Тысяча против полутора сотен – это чересчур. Кроме того, на помощь ей спешила вся оставшаяся конница, мгновенно развернувшаяся назад и спешившая к месту сражения. В хвосте колонны Мстислав сознательно поставил самых лучших, самых быстрых и самых опытных.
Вконец растерявшись, Константин попытался все-таки прорваться к городу, но отчаянные усилия оказались тщетны. На одного убитого рязанского дружинника приходилось двое, трое, а то и четверо погибших врагов, но тех такой размен вполне устраивал. Когда сотня бьется против восьмисот – это, пожалуй, еще хуже, чем полторы против тысячи. Тем более что сотни эти и не собирались уничтожить всю дружину. Их вполне устраивала тысяча гривен за одну единственную голову, и именно вокруг этой головы, которая пока что держалась на плечах, все теснее и теснее смыкался зловещий круг.
Константин, привстав в стременах, бросил затравленный взгляд по сторонам. Бесполезно. Полукольцо все плотнее охватывало редеющие на глазах остатки рязанской дружины. Без подмоги было бесполезно и думать о том, чтобы вырваться, и… подмога пришла.
Вот только пришла она к врагам – один за другим завершали обратный переход черниговские, новгород-северские, турово-пинские и полоцкие дружинники, которые тут же присоединялись к атакующим. Полукольцо уже сменилось кругом, железным обручем, который все сильнее стискивал рязанцев.
Оставалось надеяться на чудо, но как часто в жизни доводилось кому-либо видеть его, настоящее, пусть хотя бы один-единственный раз? То-то и оно.

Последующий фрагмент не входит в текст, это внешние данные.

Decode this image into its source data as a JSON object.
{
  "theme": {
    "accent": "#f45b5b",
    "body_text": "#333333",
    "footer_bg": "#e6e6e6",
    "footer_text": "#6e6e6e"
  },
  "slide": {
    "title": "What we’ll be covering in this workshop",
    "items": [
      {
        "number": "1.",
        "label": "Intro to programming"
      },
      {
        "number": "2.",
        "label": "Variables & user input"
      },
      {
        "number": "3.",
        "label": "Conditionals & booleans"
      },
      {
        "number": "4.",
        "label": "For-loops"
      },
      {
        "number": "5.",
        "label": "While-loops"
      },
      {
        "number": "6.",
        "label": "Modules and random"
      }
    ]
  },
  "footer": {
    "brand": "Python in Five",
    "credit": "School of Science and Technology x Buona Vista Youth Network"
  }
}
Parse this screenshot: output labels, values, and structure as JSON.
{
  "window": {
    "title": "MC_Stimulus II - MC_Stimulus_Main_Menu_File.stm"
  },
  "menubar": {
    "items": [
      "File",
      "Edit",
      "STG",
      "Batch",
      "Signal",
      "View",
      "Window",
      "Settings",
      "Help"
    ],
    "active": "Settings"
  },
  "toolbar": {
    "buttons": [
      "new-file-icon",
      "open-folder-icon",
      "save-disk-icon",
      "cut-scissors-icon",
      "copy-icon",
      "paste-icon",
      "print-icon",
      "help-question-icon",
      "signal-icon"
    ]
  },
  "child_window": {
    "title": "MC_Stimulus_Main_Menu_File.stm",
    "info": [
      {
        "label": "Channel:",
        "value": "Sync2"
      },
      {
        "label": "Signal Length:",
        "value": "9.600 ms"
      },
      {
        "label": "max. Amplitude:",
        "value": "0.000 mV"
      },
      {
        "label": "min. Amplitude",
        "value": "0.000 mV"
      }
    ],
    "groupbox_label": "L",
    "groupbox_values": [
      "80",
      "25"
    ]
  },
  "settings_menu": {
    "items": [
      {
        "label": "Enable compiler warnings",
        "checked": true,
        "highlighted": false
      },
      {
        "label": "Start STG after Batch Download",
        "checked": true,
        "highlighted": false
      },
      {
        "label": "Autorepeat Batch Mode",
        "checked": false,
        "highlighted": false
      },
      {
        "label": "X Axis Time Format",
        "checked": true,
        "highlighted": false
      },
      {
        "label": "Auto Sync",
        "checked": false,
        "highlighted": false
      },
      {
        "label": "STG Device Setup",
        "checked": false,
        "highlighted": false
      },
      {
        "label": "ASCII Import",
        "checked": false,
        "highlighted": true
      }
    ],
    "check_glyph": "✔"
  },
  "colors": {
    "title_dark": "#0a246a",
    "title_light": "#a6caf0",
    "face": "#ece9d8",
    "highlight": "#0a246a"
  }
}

До ростиславцев хоть и с опозданием, но дошло, что нужно немедленно что-то предпринимать. С гиканьем и истошными криками, стараясь отвлечь внимание от окруженных, из городских ворот выскочили еще две сотни конных. Это была самоубийственная атака с единственной целью – отвлечь на себя внимание. Плохо обученные, на крестьянских, а не боевых конях, местные ратники, тем не менее, были готовы на то, чтобы сделать все для спасения князя, но до места схватки нужно было проскакать целых четыре версты. Не успели они преодолеть и половину, как бой практически завершился…
Оставалось только одно – повернуть назад и успеть вернуться в город, не внося на своих плечах врагов. Потом еще одно, потяжелее, но все равно обязательное к исполнению – не предаваться унынию. С этим труднее – сердцу не прикажешь, во всяком случае, так вот, сразу. Хоть немного времени надо – кровавые слезы утереть. Но тут враг помог, сам того не желая – на штурм пошел. Хорошо-то как. Ведь нет лучшей тризны по другу, чем на его могилу кровь врага пролить.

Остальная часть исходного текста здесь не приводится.